La luna ya visitaba la noche por tercera vez desde que ella partió. En la encuesta de la carretera pasaba despacio por placas que no se daba el trabajo de leer. El silencio de su corazón invadía el mundo, callaba los transeúntes, esvaciaba las calles y teía de gris los árboles. Antes de que se parara el tren vio La Ciudad. Era amarilla, calurosa y polvorienta como la puesta del sol que se desarrollaba arriba. Cuando el tren paró frente a una tienda de quesos, pañuelos, remedios y frutas en la orrilla de La Ciudad el que la acompañaba le hizo señal para descender. Bajó con una lentitud resignada y siquiera esperó que le pidiera sus malas el hombre. Caminó hacia atrás y las sujetó al suelo.

- Son doce mil, señorita.

- Ahí los tiene.

- Gracias. ¿A dónde va ahora?

- Seguramente al infierno.

Pasó la mano por su vientre. Se acordó de un día haber imaginado encontrar en la personificación de madre lo que jamás tuvo y la esperanza de que no estaba más sola. Si el mundo fuera perfecto y armónico nada de lo que sufrió un año antes habría pasado, después que conoció a Juan en la oficina cuando vino a entregarle una encomienda de la Compañía Armental. Se sostuvo en pie bajo la claridad que se encojía. El tren había salido y los dejado solos a ella y su futuro hueco mirándose. Estaba allí porque no había logrado suprimir el dolor y la culpa por haber asesinado el hombre que la quizo toda una vida. Y ahora cargaba encima el rastro de ese amor monstruoso creciendo cada día y destruyendo su interior con la fuerza aterradora de la venganza y la muerte. Desde que supo de su embarazo, decidió sacar de dentro de sí esa tiniebla viva que la tomaba. Octavio Izzu, que había concretizado el asesinato, le recomiendó los servicios de esa clínica. La clinica quedaba en el sótano de una tienda a la entrada de La Ciudad. Un análisis detallado de la tienda le haría a uno darse cuenta de que allí la muerte coincidia con el camino de la vida.

-Pase señora.

Las paredes del consultorio tenían el mismo color naranja vivo que la tienda en el piso de abajo.

-Pero ya va para dos meses.

La próxima media hora estarían tratando de precios, de que no habría problemas y de cómo se llevaría a cabo el procedimiento. Se detuvo en escuchar apaciblemente las instrucciones de quitarse la ropa, de acostarse en la hamaca, de mantenerlo todo en secreto. El olor de queso la mareaba.

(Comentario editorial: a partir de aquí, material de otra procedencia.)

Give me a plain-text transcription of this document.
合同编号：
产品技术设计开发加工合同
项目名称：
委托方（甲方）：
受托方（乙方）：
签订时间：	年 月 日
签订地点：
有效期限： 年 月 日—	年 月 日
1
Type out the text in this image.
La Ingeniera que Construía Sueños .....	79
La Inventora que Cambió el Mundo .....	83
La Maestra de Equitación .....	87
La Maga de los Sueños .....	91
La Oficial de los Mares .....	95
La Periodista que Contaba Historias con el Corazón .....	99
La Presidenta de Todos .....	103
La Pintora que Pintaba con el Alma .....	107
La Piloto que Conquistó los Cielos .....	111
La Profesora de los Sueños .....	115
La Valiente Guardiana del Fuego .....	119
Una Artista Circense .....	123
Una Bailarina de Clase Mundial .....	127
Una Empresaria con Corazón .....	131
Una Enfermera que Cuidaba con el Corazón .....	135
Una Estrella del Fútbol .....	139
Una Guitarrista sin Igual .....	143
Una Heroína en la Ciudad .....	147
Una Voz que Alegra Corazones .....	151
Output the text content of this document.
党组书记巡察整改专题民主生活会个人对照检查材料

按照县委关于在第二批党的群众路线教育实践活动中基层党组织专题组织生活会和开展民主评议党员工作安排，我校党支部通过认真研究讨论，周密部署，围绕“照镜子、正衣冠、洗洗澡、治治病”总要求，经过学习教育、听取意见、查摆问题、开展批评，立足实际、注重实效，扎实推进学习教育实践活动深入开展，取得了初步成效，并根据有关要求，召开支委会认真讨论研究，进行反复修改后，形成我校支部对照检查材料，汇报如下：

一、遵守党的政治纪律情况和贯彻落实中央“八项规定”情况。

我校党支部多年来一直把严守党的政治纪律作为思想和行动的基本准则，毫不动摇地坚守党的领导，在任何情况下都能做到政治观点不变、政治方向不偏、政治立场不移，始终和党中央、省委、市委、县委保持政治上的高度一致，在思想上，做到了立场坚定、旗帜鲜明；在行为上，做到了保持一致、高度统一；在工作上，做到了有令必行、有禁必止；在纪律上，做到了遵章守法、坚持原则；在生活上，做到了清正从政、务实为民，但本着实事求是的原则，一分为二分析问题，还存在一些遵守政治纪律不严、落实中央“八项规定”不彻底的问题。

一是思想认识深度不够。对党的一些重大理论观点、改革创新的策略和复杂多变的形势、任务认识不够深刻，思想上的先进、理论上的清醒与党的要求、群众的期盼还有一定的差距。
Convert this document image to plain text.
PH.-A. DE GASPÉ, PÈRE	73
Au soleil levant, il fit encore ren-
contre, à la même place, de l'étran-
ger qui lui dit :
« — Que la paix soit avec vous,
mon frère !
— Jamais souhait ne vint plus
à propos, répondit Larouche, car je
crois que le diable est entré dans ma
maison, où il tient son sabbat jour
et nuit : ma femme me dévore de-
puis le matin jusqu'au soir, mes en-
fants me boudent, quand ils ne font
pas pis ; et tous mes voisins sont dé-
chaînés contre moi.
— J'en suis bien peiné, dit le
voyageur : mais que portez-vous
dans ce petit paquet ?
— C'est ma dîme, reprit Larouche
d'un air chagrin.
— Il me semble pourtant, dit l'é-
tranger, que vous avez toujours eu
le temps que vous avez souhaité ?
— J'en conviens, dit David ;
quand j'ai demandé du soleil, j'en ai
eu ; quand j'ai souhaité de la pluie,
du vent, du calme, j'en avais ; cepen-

Estaba entorpecida y sin fuerzas, quizá fuera la anestesia que la alejabla de aquel color naranja.

Nadie sabrá a lo cierto cuánto tiempo después, si en el mismo momento que se levantaba de la hamaca o en un rincón de su cuarto años más tarde, Stela tomó conciencia y logró descifrar el rostro del “médico”que le sacaba el hijo por hilos de carne y sangre de su vientre: su marido Augustín. No había muerto. Y sin embargo estaba allí para vengarse la huella que había dejado en el cuerpo de ella y la muerte a la que ella lo hubiera encomiendado. Las mentiras sostenidas por una vida trastocan papeles con la verdad. Stela un día lo quise con todo. Pero el amor que él la prometió no era puro. La Companía Armental un día sería la compensación por los cariños que le finjía. Los dos no previsionaron un hijo, no podían saber qué el destino les echaría por delante.

Aquel día todo había empezado como solía ser. Después de la corta noche, un largo día .Y de esta vez sería eterno. El honor herido y destrozado se materializó en su alma. En el tren Octavio Izzo le había dado una AK-47 Kalashnikov que dijo haber traído de Guatemala o Venezuela. La firmó entre las manos como si ya la hubiera manejado antes y la posicionó hacia él. Pero dos balazos dispararon antes que ella tuviera tiempo de rememorar el rencor que la motivaba. La fuerza de la muerte empujada por el viento la sujetó al suelo.

Stela despertó en el tren.

Mirando el verde opaco por la ventanilla le agradeció a Dios la señal.